Provide a 1,600-word detailed, statistical report including the following:
· Explain the context of the case
· Provide a research foundation for the topic
· Present graphs
· Explain outliers
· Prepare calculations
· Conduct hypotheses tests
· Discuss inferences you have made from the results
This assignment is broken down into four parts:
· Part 1 – Preliminary Analysis
· Part 2 – Examination of Descriptive Statistics
· Part 3 – Examination of Inferential Statistics
· Part 4 – Conclusion/Recommendations
Part 1 – Preliminary Analysis (3 – 4 paragraphs)

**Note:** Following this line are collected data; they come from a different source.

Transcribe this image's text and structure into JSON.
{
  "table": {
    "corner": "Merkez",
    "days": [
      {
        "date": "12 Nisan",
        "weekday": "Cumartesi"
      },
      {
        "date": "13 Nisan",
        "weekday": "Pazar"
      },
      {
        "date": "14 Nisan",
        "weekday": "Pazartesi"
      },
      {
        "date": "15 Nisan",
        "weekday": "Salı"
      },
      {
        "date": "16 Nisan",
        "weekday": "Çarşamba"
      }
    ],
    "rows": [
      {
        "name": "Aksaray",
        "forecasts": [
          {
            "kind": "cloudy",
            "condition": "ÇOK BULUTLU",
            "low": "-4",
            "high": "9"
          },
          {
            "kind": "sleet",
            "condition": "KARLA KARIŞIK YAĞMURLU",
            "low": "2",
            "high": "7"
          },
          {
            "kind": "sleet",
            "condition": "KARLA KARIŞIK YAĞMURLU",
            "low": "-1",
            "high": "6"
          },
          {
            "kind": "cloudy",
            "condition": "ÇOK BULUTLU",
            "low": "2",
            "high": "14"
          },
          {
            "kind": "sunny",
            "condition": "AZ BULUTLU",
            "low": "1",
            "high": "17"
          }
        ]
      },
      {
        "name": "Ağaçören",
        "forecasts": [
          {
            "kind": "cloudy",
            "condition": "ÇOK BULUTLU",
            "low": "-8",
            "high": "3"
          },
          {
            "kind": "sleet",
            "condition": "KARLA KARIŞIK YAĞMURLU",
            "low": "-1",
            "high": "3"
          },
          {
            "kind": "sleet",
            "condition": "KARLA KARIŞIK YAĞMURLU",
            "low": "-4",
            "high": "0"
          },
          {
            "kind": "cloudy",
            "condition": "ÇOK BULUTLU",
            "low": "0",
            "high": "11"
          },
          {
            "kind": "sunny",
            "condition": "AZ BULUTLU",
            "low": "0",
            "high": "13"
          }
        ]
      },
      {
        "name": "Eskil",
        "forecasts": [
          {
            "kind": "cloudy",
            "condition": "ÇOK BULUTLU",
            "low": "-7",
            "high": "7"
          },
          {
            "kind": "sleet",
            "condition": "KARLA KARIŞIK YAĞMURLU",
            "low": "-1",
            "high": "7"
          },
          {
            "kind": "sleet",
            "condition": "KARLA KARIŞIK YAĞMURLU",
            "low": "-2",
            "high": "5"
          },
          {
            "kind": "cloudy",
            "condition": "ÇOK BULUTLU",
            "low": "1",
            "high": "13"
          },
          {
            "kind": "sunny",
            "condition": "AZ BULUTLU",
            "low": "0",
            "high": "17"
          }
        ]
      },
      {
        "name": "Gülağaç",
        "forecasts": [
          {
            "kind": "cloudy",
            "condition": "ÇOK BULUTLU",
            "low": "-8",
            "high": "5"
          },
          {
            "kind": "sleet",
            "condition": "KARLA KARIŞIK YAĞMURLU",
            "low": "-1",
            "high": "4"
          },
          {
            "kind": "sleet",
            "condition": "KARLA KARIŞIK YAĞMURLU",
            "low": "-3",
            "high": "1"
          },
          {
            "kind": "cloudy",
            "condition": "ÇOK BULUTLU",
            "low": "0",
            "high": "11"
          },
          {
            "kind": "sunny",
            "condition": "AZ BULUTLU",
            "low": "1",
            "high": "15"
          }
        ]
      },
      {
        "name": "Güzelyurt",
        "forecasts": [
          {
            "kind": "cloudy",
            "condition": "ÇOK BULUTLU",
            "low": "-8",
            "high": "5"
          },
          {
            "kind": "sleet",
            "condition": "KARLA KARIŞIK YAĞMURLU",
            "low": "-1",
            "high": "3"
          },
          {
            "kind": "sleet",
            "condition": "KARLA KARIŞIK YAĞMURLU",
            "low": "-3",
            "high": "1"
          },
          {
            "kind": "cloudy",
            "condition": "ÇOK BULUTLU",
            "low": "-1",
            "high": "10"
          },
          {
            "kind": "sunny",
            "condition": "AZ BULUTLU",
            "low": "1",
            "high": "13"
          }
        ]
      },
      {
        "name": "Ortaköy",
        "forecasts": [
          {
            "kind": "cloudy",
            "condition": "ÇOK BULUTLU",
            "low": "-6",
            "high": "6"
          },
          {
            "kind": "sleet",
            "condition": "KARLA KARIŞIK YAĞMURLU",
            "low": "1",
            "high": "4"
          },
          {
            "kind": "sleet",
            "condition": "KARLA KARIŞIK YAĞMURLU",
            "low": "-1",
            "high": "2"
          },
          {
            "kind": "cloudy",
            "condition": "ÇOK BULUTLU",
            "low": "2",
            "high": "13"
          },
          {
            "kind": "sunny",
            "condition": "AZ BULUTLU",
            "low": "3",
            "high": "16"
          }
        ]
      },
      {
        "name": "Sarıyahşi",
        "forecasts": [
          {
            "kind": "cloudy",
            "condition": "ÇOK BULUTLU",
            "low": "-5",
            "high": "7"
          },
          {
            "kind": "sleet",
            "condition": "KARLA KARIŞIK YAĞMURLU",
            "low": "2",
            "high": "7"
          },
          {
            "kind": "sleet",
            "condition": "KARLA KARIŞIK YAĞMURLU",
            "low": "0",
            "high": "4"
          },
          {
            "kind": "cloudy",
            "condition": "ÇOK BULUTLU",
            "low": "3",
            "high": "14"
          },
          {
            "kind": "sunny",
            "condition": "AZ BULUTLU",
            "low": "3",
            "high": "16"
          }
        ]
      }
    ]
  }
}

Generally, as a statistics consultant, you will be given a problem and data. At times, you may have to gather additional data. For this assignment, assume all the data is already gathered for you.
· State the objective.
· What are the questions you are trying to address?
· Clearly and in sufficient detail, describe the population in the study.
· What is the sample?
· Discuss the types of data and variables. Are the data quantitative or qualitative?
· What are levels of measurement for the data?
Part 2 – Descriptive Statistics (3 – 4 paragraphs)
· Examine the given data.
· Present the descriptive statistics (mean, median, mode, range, standard deviation, variance, CV, and five-number summary).
· Identify any outliers in the data.
· Present any graphs or charts you think are appropriate for the data.
Note: Ideally, we want to assess the conditions of normality too. However, for the purpose of this exercise, assume data is drawn from normal populations.
Part 3 – Inferential Statistics (2 – 3 paragraphs)
Use the Part 3: Inferential Statistics document.
· Create (formulate) hypotheses
· Run formal hypothesis tests
· Make decisions. Your decisions should be stated in non-technical terms.
Hint: A final conclusion saying “reject the null hypothesis” by itself without explanation is basically worthless to those who hired you. Similarly, stating the conclusion is false or rejected is not sufficient.
Part 4 – Conclusion and Recommendations (1 – 2 paragraphs)
· What are your conclusions?
· What do you infer from the statistical analysis?
· State the interpretations in non-technical terms. What information might lead to a different conclusion?
· Are there any variables missing?
· What additional information would be valuable to help draw a more certain conclusion?